Eu não queria fazer anos e tornei-o público. Esse foi o erro.
Na véspera pus os telemóveis em silêncio e escondi-me debaixo do edredom. Desta vez não havia telefonemas de meia-noite. O despertador tocou à hora de sempre e anunciou um dia que seria tudo menos comum. Uma amiga perdida na porta e um pequeno-almoço de presentes e língua familiar. Toca a trabalhar, que temos de viver de alguma coisa. A amiga ficou em casa e eu e os chocolates fomos para o platô. Abraços, beijinhos e doces na barriga dos amigos. Então comecei a receber os parabéns pelos “vinte e dois anos repetidos”, os beijinhos virtuais “por nenhuma razão em especial” e as mensagens com sotaques esquisitos:
- Mas Marina, quantas línguas falas? – perguntaram os meus companheiros.
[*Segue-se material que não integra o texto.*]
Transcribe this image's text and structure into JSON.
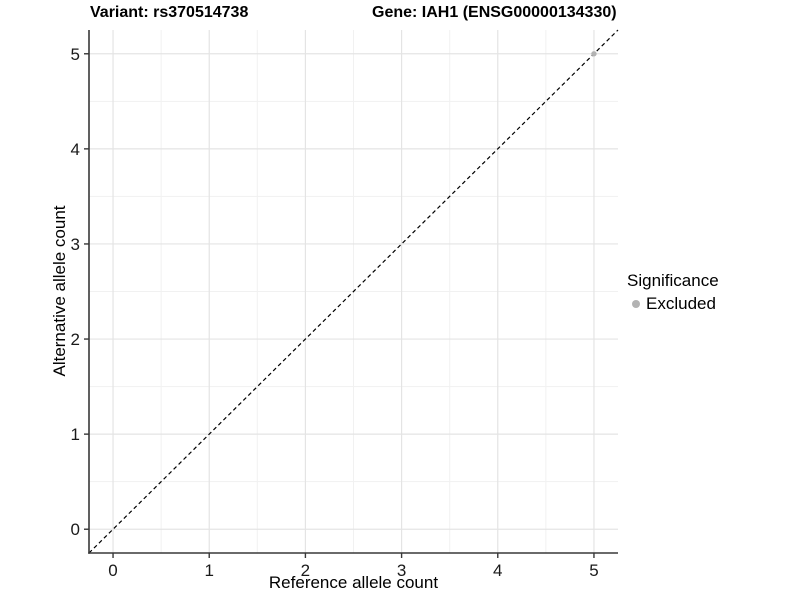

E eu ria-me e continuava a gerir o tráfico internacional do meu telemóvel recém-carregado.
“Ah, então é por isso que eu gosto de fazer anos”, conclui.
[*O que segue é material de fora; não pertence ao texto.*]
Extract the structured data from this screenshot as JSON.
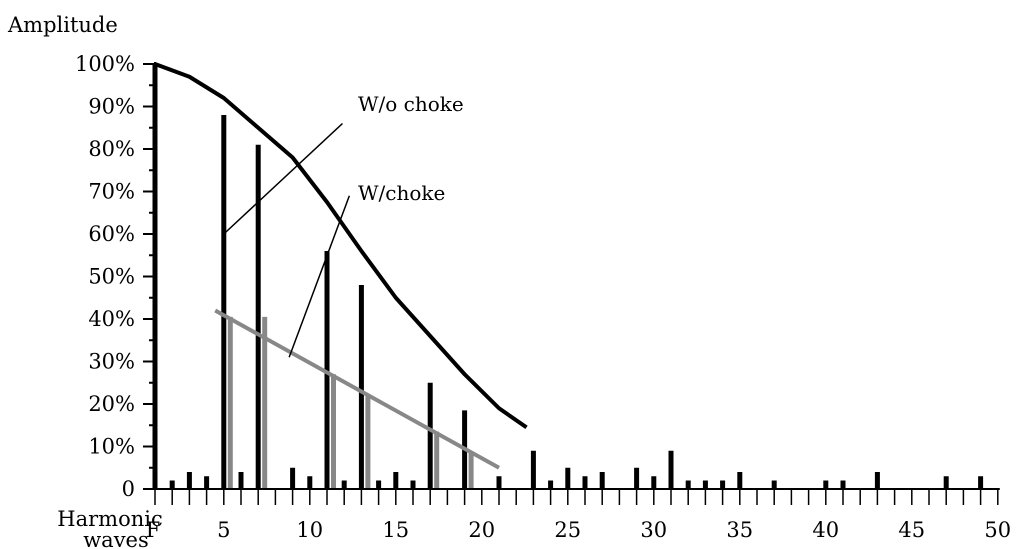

Tinha-me esquecido que a graça disto tudo não é passar dos “patinhos na lagoa” para a “idade do casamento”, que não é ter uma super festa organizada com meses de antecedência, nem presentes à nossa espera em cima da cama. Fazer anos é neste dia, durante um dia, receber notícias de amigos perdidos em combate, ouvir desejos de um ano feliz, de uma noite espectacular. Escutar, muitas e repetidas vezes, que gostam de nós. E nós passamos o dia a lembra-nos do quando gostamos deles. É arranhar idiomas já esquecidos. É dizer “obrigado” mais vezes do que é humanamente possível.
Mas, como todos vocês sabem, eu tinha me metido com os deuses do aniversário e eles não costumam levar essas coisas a bem. Eles tinham me livrado do inferno astral e eu deveria ter desconfiado disso. Chegou o grande dia e todos aqueles desejos amigáveis não adiantaram para nada, porque esse dia, o meu dia, foi um dia mau. Não, mais que mau, foi muito mau, demasiado mau para ser verdade. Mas cada vez que me gritavam, me davam para trás e me faziam cara feia, eu ria-me. Gargalhava e pensava: “hoje é o meu aniversário e os deuses estão a brincar comigo”.
Cheguei então a casa com um punhado de míticas aventuras de um dia de anos falhado que as fizeram rir. Saímos e comemos tudo com batatas num restaurante da moda. Acabamos a noite numa manhã de música espanhola entoada em tom desafinado num palco qualquer. Cantámos. Gritámos e dançámos até doer-nos os pés e a barriga de tanto rir.
Ao chegar a casa, já na manhã do dia seguinte, sussurram-me antes de dormir: “Parabéns, já tens 23”.
Eu pronunciei um último “obrigado” e pensei para mim mesma: “Prometo não voltar a meter-me com os deuses do aniversário”.